That God spoke to his people implies intimacy. He comes as the personal God of Israel, not as some stranger seeking blind allegiance. He comes with the desire to speak freedom, not slavery, to his people.

But the best thing is that God speaks from who He is. He speaks truth and life. We don’t have to untangle his words and wonder at his intentions. He speaks, and his words create. He is always creating in us, by his Spirit.

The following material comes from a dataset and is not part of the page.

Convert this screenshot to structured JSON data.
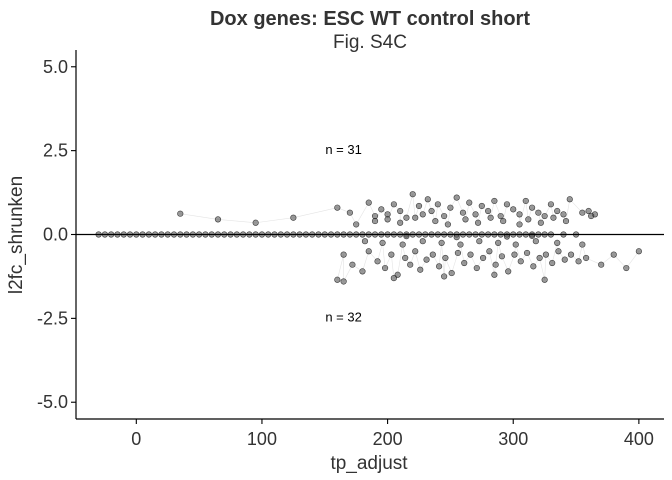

“…So it is with every word that goes out from my mouth; it will not return to me empty, but will accomplish what I desire, and achieve the purpose for which I sent it.”

(Isaiah 55:10).

“For the word of God is living and active. Sharper than any double-edged sword, it penetrates even to dividing soul and spirit, joints and marrow, it judges the thoughts and attitudes of the heart.”

(Hebrews 4:12)

If only we could approach the Law with Jesus in the forefront of our minds. Jesus, the fulfiller of the Law. Jesus, the Living Word. The Word that creates new life in us and fulfills the righteous requirements of the Law in us.

Friends, when you read his Word is it alive in you? Is every God-breathed word held sacred in your heart?

Oh, that we would welcome the totality of God’s Word into our hearts on a daily basis. That we could submit to the action of his Word in our life and say, like Samuel,

“Speak, for your servant is listening!”